Here are 5 good habits of effective recruiters that you can start today.
#1: Monitor Key Metrics Daily
The only real way to know if your recruiting strategies are working (or not) is to run a report on key metrics every day. It doesn’t have to result in a sit-down meeting with the team. A quick review is enough to alert you to problems in time to make a course correction. It might also start off your day on a positive note. Recruiting.com says these are a few that you might want to track.
Job posting views
Job applications submitted
#2: Keep Your Listening Skills Sharp
Do you strive first to be understood, or to understand? One of Stephen Covey’s “seven habits of highly effective people” revolves around being a good listener. It’s not just polite, it’s also good business. Recruiting Daily says how well you listen helps define your brand. And that’s not just the company brand, but the one that defines you.
Listen in conversation, pay attention to feedback and also keep track about what’s being said online. Good or bad, there’s always something to be learned from what others say to you and about you.
#3: Be a Positive Force in the Industry
All that you have to do is switch on the TV or check news headlines online to feel the negativity that’s swirling around these days. In fact, you probably don’t have to follow the news at all. It permeates social media as well. With so much negativity, strive to be a positive force.
Recruiting Daily takes positivity a step further: stay away from people who bring you down. Give positive attention to co-workers and candidates alike, but try not to give unnecessary attention to the people who thrive on spreading bad news.
The small effort you expend to follow up, even if it’s through an automated email response, can turn a candidate’s head.
#4: Show the Talent Community Some Love
The candidate experience can’t be overstated in a full employment economy. The luxury of letting them do the legwork is a thing of the past. Now, talent professionals need to build relationships and nurture them a little more every day.
Being left to wonder is a top job candidate complaint that can hurt your brand. Emails are a fine way to communicate. Phone calls are even better. And remember, the talent pipeline is made up of people who aren’t a good fit for a current job opening. Otherwise, they’d already be on board. You never know when the right job will come along. If you nurture relationships, you’ll stand a better chance of landing the right talent when it does.
#5: Work on Self Improvement
Above all else, the most effective recruiters spend a little time every day on self-improvement. In personal life as well as at the office, there’s always a way to do better. Make it part of your daily routine to tackle one issue that bugs you or do one thing that needs attention but usually slides to the bottom of the priority list.

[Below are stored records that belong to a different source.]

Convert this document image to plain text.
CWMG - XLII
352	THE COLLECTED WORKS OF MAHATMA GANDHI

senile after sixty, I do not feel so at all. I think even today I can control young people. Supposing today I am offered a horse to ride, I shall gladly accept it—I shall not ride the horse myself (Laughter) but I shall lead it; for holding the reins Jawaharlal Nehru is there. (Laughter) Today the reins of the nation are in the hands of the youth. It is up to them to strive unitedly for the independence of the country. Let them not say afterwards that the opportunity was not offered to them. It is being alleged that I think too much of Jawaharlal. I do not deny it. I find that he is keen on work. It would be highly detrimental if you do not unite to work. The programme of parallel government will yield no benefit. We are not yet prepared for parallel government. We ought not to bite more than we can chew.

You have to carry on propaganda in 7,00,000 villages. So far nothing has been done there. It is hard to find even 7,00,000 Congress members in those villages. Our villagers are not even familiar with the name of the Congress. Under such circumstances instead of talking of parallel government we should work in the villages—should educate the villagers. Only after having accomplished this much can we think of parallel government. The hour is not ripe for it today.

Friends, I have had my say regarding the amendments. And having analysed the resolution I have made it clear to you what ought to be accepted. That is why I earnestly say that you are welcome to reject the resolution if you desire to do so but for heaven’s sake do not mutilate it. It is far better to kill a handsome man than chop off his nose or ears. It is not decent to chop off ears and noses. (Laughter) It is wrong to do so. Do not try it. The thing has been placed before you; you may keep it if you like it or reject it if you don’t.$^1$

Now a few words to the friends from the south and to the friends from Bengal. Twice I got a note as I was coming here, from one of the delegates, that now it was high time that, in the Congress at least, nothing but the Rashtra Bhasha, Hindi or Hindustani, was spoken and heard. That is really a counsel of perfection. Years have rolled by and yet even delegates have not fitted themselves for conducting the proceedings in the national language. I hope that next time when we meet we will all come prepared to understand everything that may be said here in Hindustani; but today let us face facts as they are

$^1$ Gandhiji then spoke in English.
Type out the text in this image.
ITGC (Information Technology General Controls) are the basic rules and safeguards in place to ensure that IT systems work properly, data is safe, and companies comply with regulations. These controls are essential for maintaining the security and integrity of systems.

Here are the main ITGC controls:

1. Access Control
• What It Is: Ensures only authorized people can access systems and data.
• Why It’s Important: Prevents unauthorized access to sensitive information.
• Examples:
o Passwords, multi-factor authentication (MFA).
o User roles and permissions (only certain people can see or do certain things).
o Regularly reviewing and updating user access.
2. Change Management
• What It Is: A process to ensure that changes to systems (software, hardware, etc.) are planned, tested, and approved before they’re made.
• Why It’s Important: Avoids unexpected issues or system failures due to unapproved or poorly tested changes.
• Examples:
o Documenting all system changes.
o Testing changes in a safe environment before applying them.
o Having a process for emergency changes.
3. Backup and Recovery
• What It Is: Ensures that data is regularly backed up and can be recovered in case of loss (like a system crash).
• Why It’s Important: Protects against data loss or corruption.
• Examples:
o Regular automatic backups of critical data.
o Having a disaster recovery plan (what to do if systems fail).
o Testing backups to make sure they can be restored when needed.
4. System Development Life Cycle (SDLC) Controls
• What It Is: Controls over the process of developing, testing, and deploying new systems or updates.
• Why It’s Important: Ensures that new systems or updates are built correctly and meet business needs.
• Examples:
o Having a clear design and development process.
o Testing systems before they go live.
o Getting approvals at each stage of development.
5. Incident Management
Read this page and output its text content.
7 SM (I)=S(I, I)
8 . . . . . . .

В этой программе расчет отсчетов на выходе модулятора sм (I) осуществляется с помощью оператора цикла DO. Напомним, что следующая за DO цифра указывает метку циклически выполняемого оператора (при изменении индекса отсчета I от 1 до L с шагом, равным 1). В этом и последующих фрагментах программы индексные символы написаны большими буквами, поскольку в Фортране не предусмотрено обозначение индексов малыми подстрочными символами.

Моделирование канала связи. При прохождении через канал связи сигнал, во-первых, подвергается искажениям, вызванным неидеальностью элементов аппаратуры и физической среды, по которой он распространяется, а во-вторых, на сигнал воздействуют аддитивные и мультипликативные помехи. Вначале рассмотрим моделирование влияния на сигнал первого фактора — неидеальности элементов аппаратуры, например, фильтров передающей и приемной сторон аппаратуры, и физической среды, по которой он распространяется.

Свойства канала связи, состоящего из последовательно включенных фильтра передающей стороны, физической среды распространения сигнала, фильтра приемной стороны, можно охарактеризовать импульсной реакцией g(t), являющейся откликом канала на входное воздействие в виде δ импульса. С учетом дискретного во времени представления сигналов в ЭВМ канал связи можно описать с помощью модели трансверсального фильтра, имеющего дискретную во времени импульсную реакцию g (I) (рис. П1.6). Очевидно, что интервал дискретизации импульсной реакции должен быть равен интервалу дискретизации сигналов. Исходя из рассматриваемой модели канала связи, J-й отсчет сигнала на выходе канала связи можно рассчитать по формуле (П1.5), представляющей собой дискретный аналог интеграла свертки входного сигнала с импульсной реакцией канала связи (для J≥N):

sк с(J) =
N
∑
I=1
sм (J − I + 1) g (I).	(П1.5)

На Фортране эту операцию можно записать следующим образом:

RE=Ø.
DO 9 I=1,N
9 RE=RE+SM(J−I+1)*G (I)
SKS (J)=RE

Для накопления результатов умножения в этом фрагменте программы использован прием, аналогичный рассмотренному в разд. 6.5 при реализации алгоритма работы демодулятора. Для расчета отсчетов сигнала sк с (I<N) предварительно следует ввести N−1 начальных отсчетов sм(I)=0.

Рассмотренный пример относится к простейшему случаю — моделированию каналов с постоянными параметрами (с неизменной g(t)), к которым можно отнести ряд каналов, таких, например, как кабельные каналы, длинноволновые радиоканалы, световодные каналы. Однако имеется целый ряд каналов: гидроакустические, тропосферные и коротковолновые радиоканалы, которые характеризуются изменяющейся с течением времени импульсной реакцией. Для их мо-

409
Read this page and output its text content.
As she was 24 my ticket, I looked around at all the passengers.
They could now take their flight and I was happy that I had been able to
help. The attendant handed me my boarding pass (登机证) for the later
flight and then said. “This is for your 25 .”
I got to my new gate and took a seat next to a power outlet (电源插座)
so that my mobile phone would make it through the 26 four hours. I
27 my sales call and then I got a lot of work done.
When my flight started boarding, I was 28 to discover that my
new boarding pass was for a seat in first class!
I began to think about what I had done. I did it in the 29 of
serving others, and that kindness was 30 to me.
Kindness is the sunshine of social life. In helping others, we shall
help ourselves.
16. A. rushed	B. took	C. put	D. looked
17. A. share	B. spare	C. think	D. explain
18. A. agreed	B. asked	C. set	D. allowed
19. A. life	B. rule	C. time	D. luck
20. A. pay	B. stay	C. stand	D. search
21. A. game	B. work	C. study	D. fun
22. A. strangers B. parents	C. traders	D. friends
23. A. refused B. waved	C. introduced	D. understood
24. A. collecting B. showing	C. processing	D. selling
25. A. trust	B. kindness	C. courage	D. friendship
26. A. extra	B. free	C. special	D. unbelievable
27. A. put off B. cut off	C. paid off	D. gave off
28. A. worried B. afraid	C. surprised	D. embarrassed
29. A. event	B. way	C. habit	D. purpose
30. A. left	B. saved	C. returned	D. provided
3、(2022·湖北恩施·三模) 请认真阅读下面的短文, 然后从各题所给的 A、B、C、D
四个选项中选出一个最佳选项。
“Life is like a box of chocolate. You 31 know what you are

If you’re slow to respond to candidates, set a time goal and stick to it. If your site needs improvement, set the ball in motion to make the experience better. Are you responsible for blogging but rarely find the time? Add it to your calendar or decide to delegate posts to someone else. You don’t have to overhaul your life in a day. Just focus on something and strive to make it better.
Becoming a top talent industry professional takes time and more than a little effort. It’s not a career that you can slide into and find success overnight. With so many different aspects to the job, there’s always room for a better process, more efficient method or just a more positive way to approach it.
Skill, education and time in the industry are only parts and pieces of what makes you great. Nearly everything else depends on how much you’re willing to put into the job and how determined you are to up your game along the way.